SYDNEY, June 29, 2026, 04:09 AEST
- Woolworths Group Ltd ASX:WOW gained 5.0% across the five sessions to June 26, while the S&P/ASX 200 (INDEXASX:XJO) slipped 0.7%.
- The ACCC will begin monitoring new supermarket excessive-pricing rules on July 1. The present revenue threshold covers only Woolworths and Coles Group Ltd ASX:COL.
- Woolworths’ fiscal 2026 fourth quarter ended on June 28. The company will report full-year results on Aug. 26.
The ASX cash market was yet to open for pre-trade. Brokers may start entering orders from 07:00 Sydney time, with regular trading beginning at about 09:59:45. Woolworths Group Ltd ASX:WOW last closed at A$40.24 on Friday, gaining 0.75% for the day.
Woolworths gained 5.0% from its June 19 close this week, outpacing Coles Group Ltd ASX:COL, Metcash Ltd ASX:MTS and the S&P/ASX 200 (INDEXASX:XJO), even as supermarket pricing pressures came to the fore.
The timing is key. Woolworths’ F26 fourth quarter closed on June 28, just days before the Australian Competition and Consumer Commission began enforcing the excessive-pricing law on July 1. The Aug. 26 results will wrap up the last year before the law; initial F27 commentary may be more relevant for price-risk models than the F26 profit figures.
Five-day changes use closing prices from June 19 and June 26 for the stocks listed, and the ASX’s weekly close for the benchmark. The peer group is relevant as the ACCC says the existing revenue test applies only to Coles and Woolworths.
| Security/index | June 26 close | June 26 move | Five-session move | Investor read |
|---|---|---|---|---|
| Woolworths Group Ltd ASX:WOW | A$40.24 | +0.75% | +5.0% | Bids steady ahead of pricing law |
| Coles Group Ltd ASX:COL | A$24.41 | +1.45% | +3.2% | Still within ACCC revenue review |
| Metcash Ltd ASX:MTS | A$3.00 | -1.64% | -5.7% | IGA supplier dropped after FY26 report |
| S&P/ASX 200 (INDEXASX:XJO) | 8,764.2 | +0.18% | -0.7% | Broader market trailed consumer stocks |
The law is specific but strict. The ACCC said it covers only major supermarket chains with annual revenue over A$30 billion, now just Woolworths and Coles. There is no set price floor; the regulator will assess supply costs, reasonable margins, pricing data, sales revenue, and feedback from shoppers and suppliers.
ACCC Acting Chair Catriona Lowe said grocery prices remain a major concern for households. She said the initial focus will be on pricing data from Coles and Woolworths and products where excessive pricing could most affect consumers.

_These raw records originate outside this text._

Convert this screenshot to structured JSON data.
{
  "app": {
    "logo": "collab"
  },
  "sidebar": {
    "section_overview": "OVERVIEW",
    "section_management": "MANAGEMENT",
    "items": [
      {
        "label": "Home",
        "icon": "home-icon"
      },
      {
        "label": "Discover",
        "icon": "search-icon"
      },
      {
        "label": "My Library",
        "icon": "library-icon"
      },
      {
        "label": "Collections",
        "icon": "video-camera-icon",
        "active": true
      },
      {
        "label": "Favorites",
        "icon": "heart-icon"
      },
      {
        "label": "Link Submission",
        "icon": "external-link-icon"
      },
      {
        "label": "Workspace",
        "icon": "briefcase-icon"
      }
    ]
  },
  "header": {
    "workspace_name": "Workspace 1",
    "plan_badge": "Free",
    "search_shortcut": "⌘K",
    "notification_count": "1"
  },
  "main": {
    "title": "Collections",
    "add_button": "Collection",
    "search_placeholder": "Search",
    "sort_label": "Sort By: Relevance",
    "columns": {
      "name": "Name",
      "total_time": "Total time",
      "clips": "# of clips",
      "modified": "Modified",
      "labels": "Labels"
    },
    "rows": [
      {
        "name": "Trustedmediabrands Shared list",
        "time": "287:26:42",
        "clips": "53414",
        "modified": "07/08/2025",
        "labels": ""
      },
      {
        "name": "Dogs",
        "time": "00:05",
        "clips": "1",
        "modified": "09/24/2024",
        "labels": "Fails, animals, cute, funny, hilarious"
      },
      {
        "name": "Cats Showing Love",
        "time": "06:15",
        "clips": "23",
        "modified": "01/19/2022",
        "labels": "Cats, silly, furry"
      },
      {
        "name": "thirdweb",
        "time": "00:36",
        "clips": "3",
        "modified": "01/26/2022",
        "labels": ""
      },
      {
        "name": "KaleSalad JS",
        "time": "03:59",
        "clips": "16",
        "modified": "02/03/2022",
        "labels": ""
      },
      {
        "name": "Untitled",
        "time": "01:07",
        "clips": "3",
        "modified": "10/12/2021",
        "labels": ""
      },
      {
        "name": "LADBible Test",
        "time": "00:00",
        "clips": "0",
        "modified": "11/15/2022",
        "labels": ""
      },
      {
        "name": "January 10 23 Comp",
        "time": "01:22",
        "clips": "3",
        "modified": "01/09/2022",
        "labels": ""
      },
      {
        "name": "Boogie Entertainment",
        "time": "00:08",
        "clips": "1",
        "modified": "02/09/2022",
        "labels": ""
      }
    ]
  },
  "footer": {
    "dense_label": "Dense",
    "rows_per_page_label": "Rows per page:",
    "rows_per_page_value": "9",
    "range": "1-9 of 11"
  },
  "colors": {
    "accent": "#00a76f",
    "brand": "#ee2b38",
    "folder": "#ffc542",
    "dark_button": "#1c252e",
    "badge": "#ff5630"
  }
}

The Treasury detailed the penalties. Breaches face a minimum of A$10 million, triple the benefit gained, or 10% of annual turnover in the last year, whichever is highest.
Woolworths’ sales figures show why the stock hasn’t become a pure regulatory play. In the third quarter, group sales increased 4.5% to A$18.1 billion. Australian Food sales rose 5.9%, while Woolworths Food Retail sales climbed 7.3% excluding tobacco. The company said average prices dropped from a year ago because of price investment.
Chief Executive Amanda Bardwell described the plan as “making every dollar count.” In April, Woolworths said it still expects mid-to-high single-digit F26 Australian Food EBIT growth, but no longer at the upper end. Q4 results have been affected by fuel expenses and customer price support.
Metcash weighed on the grocery sector from the other side. The IGA wholesale owner said its large-store price gap narrowed to 2.1%. It posted a 1.5% drop in FY26 NPAT and a 1.9% rise in group sales in the first seven weeks of FY27. Shares fell 5.7% over the five sessions to June 26.
Ray Steinwall, adjunct professor at UNSW Law, said the law will be “difficult to enforce” since it’s hard to link costs and profits to one supermarket product. He said it still signals to Coles and Woolworths that their “pricing practices are under scrutiny.” UNSW Sites
This week, the key question is if the ACCC quickly names which products it will target and if early July price cuts affect the same Australian Food segment that pushed Woolworths above A$40. The next scheduled company event is on Aug. 26.